I did though enjoy the 2007 Travessia Vidal Blanc ($10.40), a wine made from a hybrid grape and was made to be a semi-sweet wine. It was fermented and aged only in stainless steel. It has an alcohol content of 13.6% and only 575 cases were produced. The wine had a rich golden color and an enticing, spicy nose. It had a full mouthfeel with nice tastes of apricot and spice, almost reminding me a little of Gewurztraminer. The sweetness was mild, not cloying, and this would probably make a nice accompaniement to spicy Asian cuisine. Another very good value wine.

The final wine of the evening was the 2007 Travessia Sweet Vidal Blanc ($11.20), a sweet wine that was fermented and aged only in stainless steel. It has an alcohol content of 11% and only 120 cases were produced. The nose on this wine seemed closed, and I could not really smell anything. The wine was sweet, like a dessert wine, with some tropical fruit flavors but there was a bit of bitterness on the finish. I preferred the other Vidal Blanc.
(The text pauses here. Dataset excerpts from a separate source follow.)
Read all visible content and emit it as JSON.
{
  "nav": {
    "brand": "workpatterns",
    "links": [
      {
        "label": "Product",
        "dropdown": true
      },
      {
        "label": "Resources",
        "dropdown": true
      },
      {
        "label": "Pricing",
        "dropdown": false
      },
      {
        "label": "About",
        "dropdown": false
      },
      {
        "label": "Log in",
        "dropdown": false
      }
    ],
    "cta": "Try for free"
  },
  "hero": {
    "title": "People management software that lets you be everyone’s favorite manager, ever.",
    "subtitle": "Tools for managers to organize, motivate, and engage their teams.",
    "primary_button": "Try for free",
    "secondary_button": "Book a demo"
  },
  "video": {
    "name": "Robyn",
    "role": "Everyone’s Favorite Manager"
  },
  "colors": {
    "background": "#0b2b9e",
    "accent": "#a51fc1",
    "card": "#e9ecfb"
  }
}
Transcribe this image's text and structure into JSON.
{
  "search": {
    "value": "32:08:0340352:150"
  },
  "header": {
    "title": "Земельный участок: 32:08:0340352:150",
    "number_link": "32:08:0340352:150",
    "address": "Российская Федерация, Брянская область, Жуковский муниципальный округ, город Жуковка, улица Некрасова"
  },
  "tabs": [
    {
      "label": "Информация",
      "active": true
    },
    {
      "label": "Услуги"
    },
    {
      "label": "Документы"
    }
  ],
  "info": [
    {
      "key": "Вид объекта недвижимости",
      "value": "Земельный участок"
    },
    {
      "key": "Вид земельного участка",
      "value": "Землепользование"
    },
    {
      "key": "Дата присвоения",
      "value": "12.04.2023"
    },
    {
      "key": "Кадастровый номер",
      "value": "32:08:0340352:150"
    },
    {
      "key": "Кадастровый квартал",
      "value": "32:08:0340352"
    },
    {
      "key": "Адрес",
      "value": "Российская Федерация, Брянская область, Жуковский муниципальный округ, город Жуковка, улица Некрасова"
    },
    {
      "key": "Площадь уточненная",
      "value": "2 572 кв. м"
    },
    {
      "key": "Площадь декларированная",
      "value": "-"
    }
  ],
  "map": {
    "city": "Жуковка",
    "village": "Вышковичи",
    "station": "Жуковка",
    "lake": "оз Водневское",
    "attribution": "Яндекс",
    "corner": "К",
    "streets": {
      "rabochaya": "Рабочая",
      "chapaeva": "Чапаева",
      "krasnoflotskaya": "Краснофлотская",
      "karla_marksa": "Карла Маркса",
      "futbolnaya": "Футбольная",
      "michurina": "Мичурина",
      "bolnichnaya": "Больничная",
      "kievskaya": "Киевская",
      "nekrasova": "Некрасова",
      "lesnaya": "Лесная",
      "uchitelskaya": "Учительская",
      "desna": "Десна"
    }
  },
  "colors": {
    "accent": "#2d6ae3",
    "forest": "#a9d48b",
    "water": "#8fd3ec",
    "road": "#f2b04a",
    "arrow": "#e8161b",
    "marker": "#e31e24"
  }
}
I recommend you check out Travessia wines, and visit the winery in New Bedford. I will be making a trip to the winery in the near future and will report back afterwards. Good wine can be made in many different places so give Massachusetts wine a try!


Dale Cruse said...

Glad to see this writeup, Rich. I understand Marco not revealing the rose grapes before you taste it, but I'm curious why he doesn't disclose what they are post-sip. Hmm.

Roux said...

I went in there and didn't get it. Felt a bit sparse and the folks were less than helpful. I asked about his wines and all I got "what can I say" I thought a sales pitch was in order. We left without tasting anything.

adele said...

Hmm. I'm thinking about doing the Eat Local bloggers' challenge this coming October, and I've been keeping an eye out for local wines. Thanks for the tip!